Failure prediction for high-strain rate and out-of-plane compression of fibrous composites

This work presents a detailed analysis of failure prediction for a glass fiber reinforced plastic (GFRP) composite under out-of-plane compression at quasi-static (10−3 and 1 s−1) and high strain rates (103 s−1). The simulations were compared with the experiments of a recent study (Pournoori. et al. Int. J. Impact Eng., 147 (2021)). The failure at different strain rates was predicted using the three-dimensional (3D) Hashin failure criterion implemented into the finite element analysis by the Abaqus user-defined subroutines UMAT and VUMAT. According to the results, the criterion predicted failure onset well in terms of force level, location, and failure mode, without any fitting parameters. The inter-fiber failure was the dominant failure mode at all studied strain rates in simulations.

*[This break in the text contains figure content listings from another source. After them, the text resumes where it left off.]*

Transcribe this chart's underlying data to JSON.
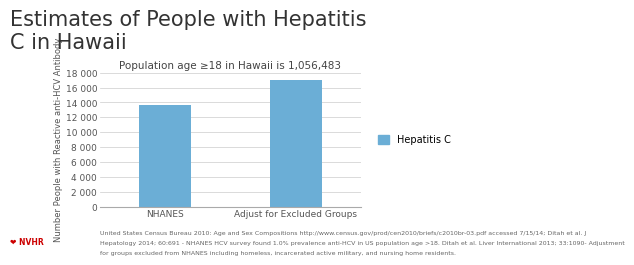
{
  "title": "Estimates of People with Hepatitis\nC in Hawaii",
  "subtitle": "Population age ≥18 in Hawaii is 1,056,483",
  "categories": [
    "NHANES",
    "Adjust for Excluded Groups"
  ],
  "values": [
    13700,
    17000
  ],
  "bar_color": "#6BAED6",
  "ylabel": "Number People with Reactive anti-HCV Antibody",
  "ylim": [
    0,
    18000
  ],
  "yticks": [
    0,
    2000,
    4000,
    6000,
    8000,
    10000,
    12000,
    14000,
    16000,
    18000
  ],
  "ytick_labels": [
    "0",
    "2 000",
    "4 000",
    "6 000",
    "8 000",
    "10 000",
    "12 000",
    "14 000",
    "16 000",
    "18 000"
  ],
  "legend_label": "Hepatitis C",
  "footnote_line1": "United States Census Bureau 2010: Age and Sex Compositions http://www.census.gov/prod/cen2010/briefs/c2010br-03.pdf accessed 7/15/14; Ditah et al. J",
  "footnote_line2": "Hepatology 2014; 60:691 - NHANES HCV survey found 1.0% prevalence anti-HCV in US population age >18. Ditah et al. Liver International 2013; 33:1090- Adjustment",
  "footnote_line3": "for groups excluded from NHANES including homeless, incarcerated active military, and nursing home residents.",
  "background_color": "#ffffff",
  "title_fontsize": 15,
  "subtitle_fontsize": 7.5,
  "ylabel_fontsize": 6,
  "tick_fontsize": 6.5,
  "footnote_fontsize": 4.5,
  "bar_width": 0.4,
  "legend_fontsize": 7
}
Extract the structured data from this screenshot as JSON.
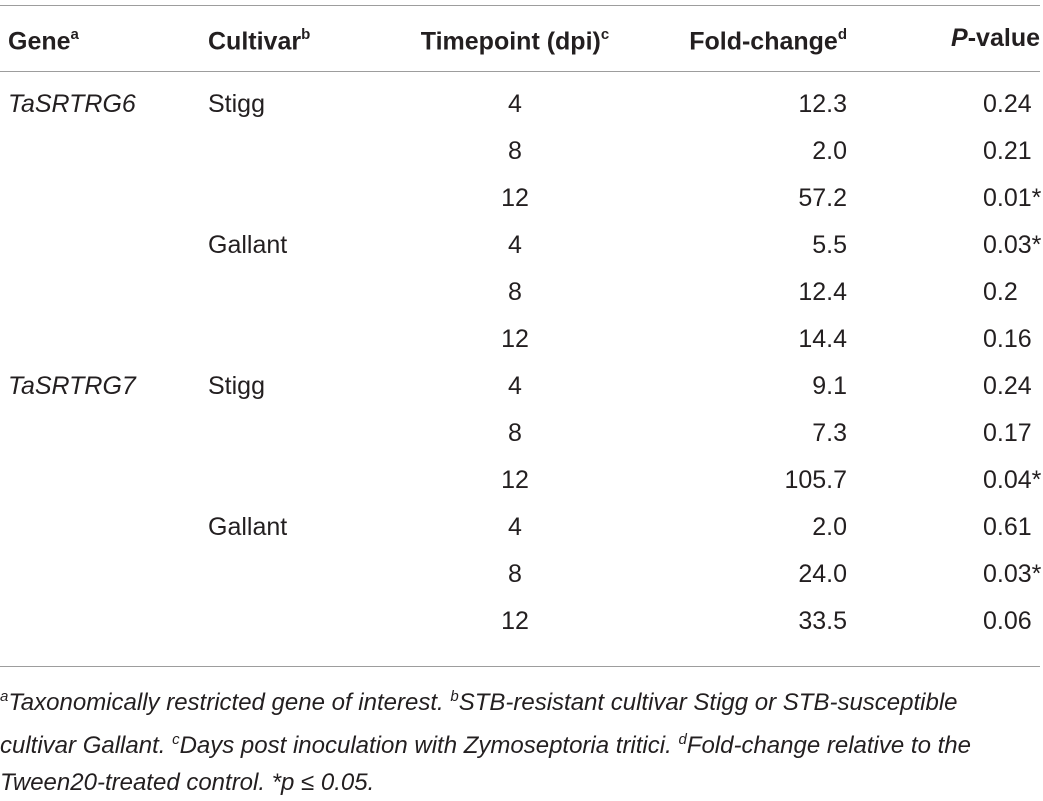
{
  "table": {
    "headers": {
      "gene": "Gene",
      "gene_sup": "a",
      "cultivar": "Cultivar",
      "cultivar_sup": "b",
      "timepoint": "Timepoint (dpi)",
      "timepoint_sup": "c",
      "fold_change": "Fold-change",
      "fold_change_sup": "d",
      "pvalue_italic": "P",
      "pvalue_rest": "-value"
    },
    "rows": [
      {
        "gene": "TaSRTRG6",
        "cultivar": "Stigg",
        "timepoint": "4",
        "fold_change": "12.3",
        "pvalue": "0.24"
      },
      {
        "gene": "",
        "cultivar": "",
        "timepoint": "8",
        "fold_change": "2.0",
        "pvalue": "0.21"
      },
      {
        "gene": "",
        "cultivar": "",
        "timepoint": "12",
        "fold_change": "57.2",
        "pvalue": "0.01*"
      },
      {
        "gene": "",
        "cultivar": "Gallant",
        "timepoint": "4",
        "fold_change": "5.5",
        "pvalue": "0.03*"
      },
      {
        "gene": "",
        "cultivar": "",
        "timepoint": "8",
        "fold_change": "12.4",
        "pvalue": "0.2"
      },
      {
        "gene": "",
        "cultivar": "",
        "timepoint": "12",
        "fold_change": "14.4",
        "pvalue": "0.16"
      },
      {
        "gene": "TaSRTRG7",
        "cultivar": "Stigg",
        "timepoint": "4",
        "fold_change": "9.1",
        "pvalue": "0.24"
      },
      {
        "gene": "",
        "cultivar": "",
        "timepoint": "8",
        "fold_change": "7.3",
        "pvalue": "0.17"
      },
      {
        "gene": "",
        "cultivar": "",
        "timepoint": "12",
        "fold_change": "105.7",
        "pvalue": "0.04*"
      },
      {
        "gene": "",
        "cultivar": "Gallant",
        "timepoint": "4",
        "fold_change": "2.0",
        "pvalue": "0.61"
      },
      {
        "gene": "",
        "cultivar": "",
        "timepoint": "8",
        "fold_change": "24.0",
        "pvalue": "0.03*"
      },
      {
        "gene": "",
        "cultivar": "",
        "timepoint": "12",
        "fold_change": "33.5",
        "pvalue": "0.06"
      }
    ]
  },
  "footnotes": {
    "a_sup": "a",
    "a_text": "Taxonomically restricted gene of interest.",
    "b_sup": "b",
    "b_text": "STB-resistant cultivar Stigg or STB-susceptible cultivar Gallant.",
    "c_sup": "c",
    "c_text": "Days post inoculation with Zymoseptoria tritici.",
    "d_sup": "d",
    "d_text": "Fold-change relative to the Tween20-treated control. *p ≤ 0.05."
  }
}
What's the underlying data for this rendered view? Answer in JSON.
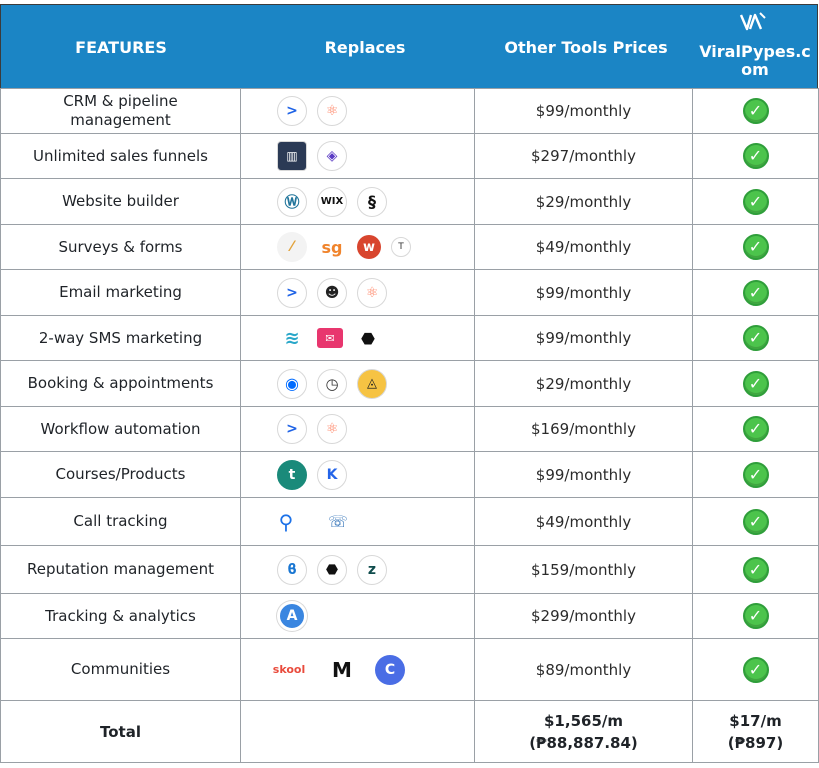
{
  "header": {
    "features": "FEATURES",
    "replaces": "Replaces",
    "other_prices": "Other Tools Prices",
    "brand_line1": "ViralPypes.c",
    "brand_line2": "om"
  },
  "rows": [
    {
      "feature_line1": "CRM & pipeline",
      "feature_line2": "management",
      "price": "$99/monthly",
      "icons": [
        "activecampaign-icon",
        "hubspot-icon"
      ]
    },
    {
      "feature": "Unlimited sales funnels",
      "price": "$297/monthly",
      "icons": [
        "clickfunnels-icon",
        "kartra-icon"
      ]
    },
    {
      "feature": "Website builder",
      "price": "$29/monthly",
      "icons": [
        "wordpress-icon",
        "wix-icon",
        "squarespace-icon"
      ]
    },
    {
      "feature": "Surveys & forms",
      "price": "$49/monthly",
      "icons": [
        "surveymonkey-icon",
        "surveygizmo-icon",
        "wufoo-icon",
        "typeform-icon"
      ]
    },
    {
      "feature": "Email marketing",
      "price": "$99/monthly",
      "icons": [
        "activecampaign-icon",
        "mailchimp-icon",
        "hubspot-icon"
      ]
    },
    {
      "feature": "2-way SMS marketing",
      "price": "$99/monthly",
      "icons": [
        "simpletexting-icon",
        "textmagic-icon",
        "podium-icon"
      ]
    },
    {
      "feature": "Booking & appointments",
      "price": "$29/monthly",
      "icons": [
        "calendly-icon",
        "acuity-icon",
        "setmore-icon"
      ]
    },
    {
      "feature": "Workflow automation",
      "price": "$169/monthly",
      "icons": [
        "activecampaign-icon",
        "hubspot-icon"
      ]
    },
    {
      "feature": "Courses/Products",
      "price": "$99/monthly",
      "icons": [
        "teachable-icon",
        "kajabi-icon"
      ]
    },
    {
      "feature": "Call tracking",
      "price": "$49/monthly",
      "icons": [
        "callrail-icon",
        "callfire-icon"
      ]
    },
    {
      "feature": "Reputation management",
      "price": "$159/monthly",
      "icons": [
        "birdeye-icon",
        "podium-icon",
        "reviewtrackers-icon"
      ]
    },
    {
      "feature": "Tracking & analytics",
      "price": "$299/monthly",
      "icons": [
        "analytics-icon"
      ]
    },
    {
      "feature": "Communities",
      "price": "$89/monthly",
      "icons": [
        "skool-icon",
        "mighty-networks-icon",
        "circle-icon"
      ]
    }
  ],
  "skool_text": "skool",
  "wix_text": "WIX",
  "sg_text": "sg",
  "total": {
    "label": "Total",
    "other_line1": "$1,565/m",
    "other_line2": "(₱88,887.84)",
    "ours_line1": "$17/m",
    "ours_line2": "(₱897)"
  },
  "colors": {
    "header_bg": "#1b85c5",
    "check_green": "#4cc44c"
  }
}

The 3D Hashin criterion predicted that the failure onset occurred at a low strain level close to the experimental nonlinearity point with a ±7% difference between them while the coefficient of variation of related strains at nonlinearity point was 15.4% at low and intermediate rate tests. The virtual crack closure technique simulations of fracture for low and high rate tests indicated that the GFRP deformation involves some dissipation, which causes a type of nonlinear response prior to the peak force.